It is far easier to figure out if something is fragile than to predict the occurrence of an event that may harm it. Fragility can be measured. This provides a solution to what I’ve called the Black Swan problem - the impossibility of calculating the risks of consequential rare events and predicting their occurrence. Sensitivity to harm from volatility is tractable, more so than forecasting the event that would cause the harm. So we propose to stand our current approaches to prediction, prognostication, and risk management on their heads.
We can almost always detect antifragility (and fragility) using a simple test of asymmetry; anything that has more upside than downside from random events (or certain shocks) is antifragile; the reverse is fragile.

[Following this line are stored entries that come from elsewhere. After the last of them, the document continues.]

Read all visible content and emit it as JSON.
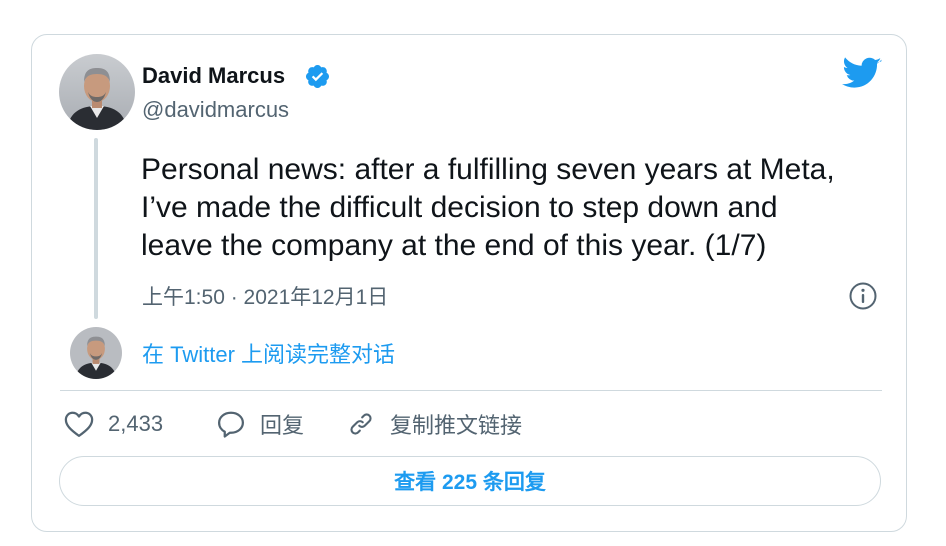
{
  "tweet": {
    "author_name": "David Marcus",
    "author_handle": "@davidmarcus",
    "verified_icon": "verified-badge-icon",
    "brand_icon": "twitter-bird-icon",
    "text": "Personal news: after a fulfilling seven years at Meta,\nI’ve made the difficult decision to step down and\nleave the company at the end of this year. (1/7)",
    "timestamp": "上午1:50 · 2021年12月1日"
  },
  "thread": {
    "read_conversation_label": "在 Twitter 上阅读完整对话"
  },
  "actions": {
    "like_count": "2,433",
    "reply_label": "回复",
    "copy_link_label": "复制推文链接"
  },
  "footer": {
    "view_replies_label": "查看 225 条回复"
  },
  "colors": {
    "accent": "#1d9bf0",
    "text_primary": "#0f1419",
    "text_secondary": "#536471",
    "border": "#cfd9de"
  }
}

If about everything top-down fragilizes and blocks antifragility and growth, everything bottom-up thrives under the right amount of stress and disorder. The process of discovery (or innovation, or technological progress) itself depends on antifragile tinkering, aggressive risk bearing rather than formal education.
Black Swans are large-scale unpredictable and irregular events of massive consequence. Most of history comes from Black Swan events.
It is hard to see how things work by looking at single parts.
The fragile breaks with time.
George Santayana: A man is morally free when . . . he judges the world, and judges other men, with uncompromising sincerity.
I want to be happy to be human and be in an environment in which other people are in love with their fate.
Hormesis, a word coined by pharmacologists, is when a small dose of a harmful substance is actually beneficial for the organism, acting as medicine.
Humans somehow fail to recognize situations outside the contexts in which they usually learn about them.
The more energy you put into trying to control your ideas and what you think about, the more your ideas end up controlling you.
Many wreak their reputations merely by trying to defend it.
To estimate the quality of research, take the caliber of the highest detractor, or the caliber of the lowest detractor whom the author answers in print - whichever is lower.
Criticism itself can be antifragile to repression, when the fault finder wants to be attacked in return in order to get some validation.
It is not possible to stamp out criticism; if it harms you, get out. It is easier to change jobs than control your reputation or public perception.
You do not want to “control” your reputation: you won’t be able to do it by controlling information flow. Instead, focus on altering your exposure, say, by putting yourself in a position impervious to repetitional damage. Or even put yourself in a situation to benefit from the antifragility of information.
With few exceptions, those who dress outrageously are robust or even antifragile in reputation; those clean-shaven types who dress in suits and ties are fragile to information about them.
When you don’t have debt you don’t care about your reputation in economic circles - and some how it is only when you don’t care about your reputation that you tend to have a good one. Just as in matters of seduction, people lend the most to those who need them the least.
It is quite perplexing that those from whom we have benefited the most aren’t those who have tried to help us (say with “advice”) but rather those who have actively tried - but eventually failed - to harm us.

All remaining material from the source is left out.